Daydreaming At Work Could Boost Your Autopilot Abilities

Staring into distant nothingness could be your winning trait.

Daydreaming At Work Could Boost Your Autopilot Abilities

Fielding questions in a meeting without actually listening to your boss? Driving yourself home without really paying attention?

Most of us know the phenomenon that is ‘auto pilot’ mode, but now Cambridge University researchers have pinpointed exactly how this happens alongside the possibility that daydreaming could enhance one’s auto piloting abilities.

This concept has long given humans the ability to carry out tasks with speed and accuracy without so much of a conscious thought. According to a study from the 1990s, our auto pilot mode is actually made up of a set of brain structures called the default mode network (DMN). The DMN was discovered when human subjects were found to be lying on brain scanners but still displayed sequences of brain activity even when they weren’t actively doing anything.

The conclusion from this was that human brains are still at work even when they’re not consciously instructed to. Numerous studies have also suggested that the DMN itself is specifically involved with assessing past events and planning for the future.

“When a human brain ‘switches off’, it goes into auto pilot mode which allows us to complete repetitive and menial tasks to a reasonable standard without using too much brain power.”

“Rather than waiting passively for things to happen to us, we are constantly trying to predict the environment around us,” says Dr Deniz Vatansever, the man who carried out the study as part of his PhD at the University of Cambridge.

This study eventually led him and his team to investigate the deeper relationship between the DMN and human auto piloting capabilities.
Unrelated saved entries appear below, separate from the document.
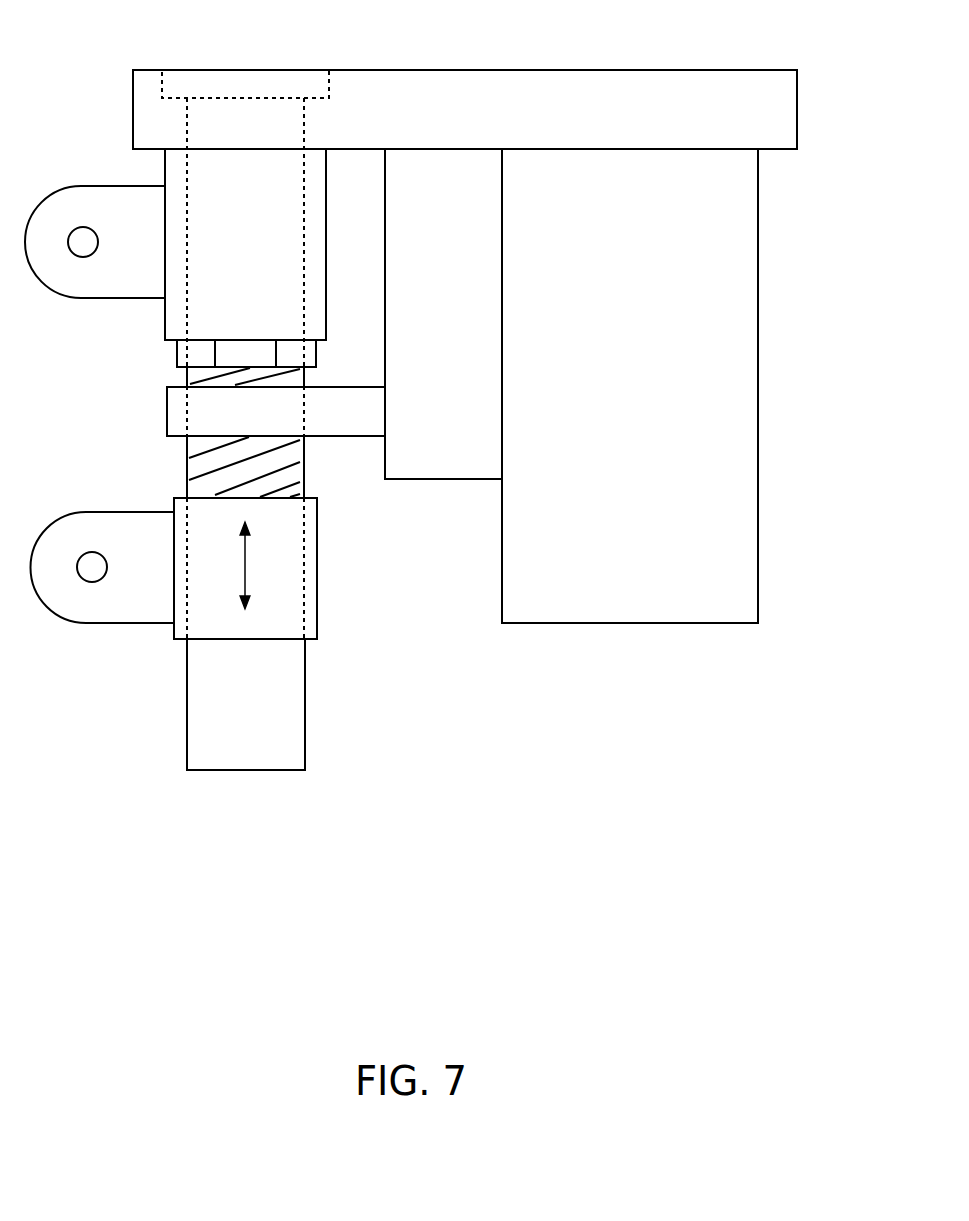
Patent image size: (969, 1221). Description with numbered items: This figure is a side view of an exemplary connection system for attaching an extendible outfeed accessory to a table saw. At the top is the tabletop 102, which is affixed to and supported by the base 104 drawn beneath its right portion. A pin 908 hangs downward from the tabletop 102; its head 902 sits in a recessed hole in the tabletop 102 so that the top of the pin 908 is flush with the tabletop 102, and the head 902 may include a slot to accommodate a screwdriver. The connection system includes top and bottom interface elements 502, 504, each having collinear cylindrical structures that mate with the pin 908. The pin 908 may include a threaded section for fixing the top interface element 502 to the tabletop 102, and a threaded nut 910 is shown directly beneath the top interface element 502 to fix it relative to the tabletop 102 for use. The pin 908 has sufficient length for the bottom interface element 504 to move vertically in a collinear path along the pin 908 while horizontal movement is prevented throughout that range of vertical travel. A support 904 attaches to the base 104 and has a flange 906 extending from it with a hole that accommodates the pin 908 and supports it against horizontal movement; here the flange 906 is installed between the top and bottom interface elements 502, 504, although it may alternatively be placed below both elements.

The tabletop 102 is at (487, 122).
The base 104 is at (568, 600).
The top interface element 502 is at (213, 185).
The bottom interface element 504 is at (212, 594).
The head 902 is at (267, 68).
The support 904 is at (448, 193).
The flange 906 is at (188, 412).
The pin 908 is at (238, 708).
The threaded nut 910 is at (177, 341).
For the test 28 volunteers were hooked up to an fMRI brain scanner and told to learn card game whilst lying.

The simple card game involved giving each person four cards. A fifth card was then handed out and subjects were instructed to match it with one of the four cards. No rules were stipulated so the subjects weren’t sure whether they had to match the card based on colour, shape or number. After a few rounds of trial and error each person worked out the right way to do it.
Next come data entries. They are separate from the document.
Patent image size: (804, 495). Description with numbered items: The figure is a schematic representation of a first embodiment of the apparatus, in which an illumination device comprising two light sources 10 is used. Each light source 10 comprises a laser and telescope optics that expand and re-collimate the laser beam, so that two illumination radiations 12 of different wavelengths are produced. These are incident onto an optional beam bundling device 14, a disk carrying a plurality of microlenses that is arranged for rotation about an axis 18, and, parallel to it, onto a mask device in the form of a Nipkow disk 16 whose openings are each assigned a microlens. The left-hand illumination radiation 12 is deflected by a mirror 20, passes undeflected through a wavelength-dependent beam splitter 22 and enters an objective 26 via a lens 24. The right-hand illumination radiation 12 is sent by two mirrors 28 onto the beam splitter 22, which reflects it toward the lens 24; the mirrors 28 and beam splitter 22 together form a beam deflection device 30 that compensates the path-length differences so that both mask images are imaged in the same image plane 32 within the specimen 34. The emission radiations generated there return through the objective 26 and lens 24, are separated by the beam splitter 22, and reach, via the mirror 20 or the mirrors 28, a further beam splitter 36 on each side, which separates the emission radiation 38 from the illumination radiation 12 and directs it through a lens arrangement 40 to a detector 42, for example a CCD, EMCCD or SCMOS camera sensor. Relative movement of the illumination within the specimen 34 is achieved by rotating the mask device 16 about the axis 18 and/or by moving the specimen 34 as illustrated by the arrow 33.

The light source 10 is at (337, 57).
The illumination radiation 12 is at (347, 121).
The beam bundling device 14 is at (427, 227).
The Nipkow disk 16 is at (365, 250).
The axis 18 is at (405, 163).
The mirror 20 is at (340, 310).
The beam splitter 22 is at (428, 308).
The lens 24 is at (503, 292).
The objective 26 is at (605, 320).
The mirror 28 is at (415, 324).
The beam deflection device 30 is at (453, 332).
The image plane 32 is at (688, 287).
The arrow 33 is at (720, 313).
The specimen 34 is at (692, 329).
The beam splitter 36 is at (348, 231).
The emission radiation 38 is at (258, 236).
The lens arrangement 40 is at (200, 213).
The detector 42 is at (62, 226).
During this process the brain activity recorded reflected the patterns of a typical learning mind. As the game repeatedly continued though, the subjects were able to match the cards quickly and precisely without much thinking involved – a brain activity which reflected the use of the DMN.

What does this result mean? When a human brain “switches off”, it goes into auto pilot mode which allows us to complete repetitive and menial tasks to a reasonable standard without using too much brain power.

Think about if you were a card dealer in a casino. Dealing a professional game of Black Jack on your first day might seem daunting and a big learning curve, but do it for the next ten years and you’ve pretty much seen it all. You could essentially be doing the job half asleep by that stage.

More importantly though, the experiment revealed that people with stronger DMN structures were also the ones who performed at a higher level in the card game with better consistency and co-ordination. According to Dr. Vatansever, this suggests that the stronger a person’s DMN, the more effective their auto pilot mode works.

So how do you get a stronger DMN? According to New Scientistneurofeedback training could enable people to boost their auto piloting abilities, allowing people to perform tasks without directly focusing on them.

Alternatively, one could just try daydreaming on a regular basis to stretch their DMN so that you can be as proficient as Homer Simpson’s drinking bird.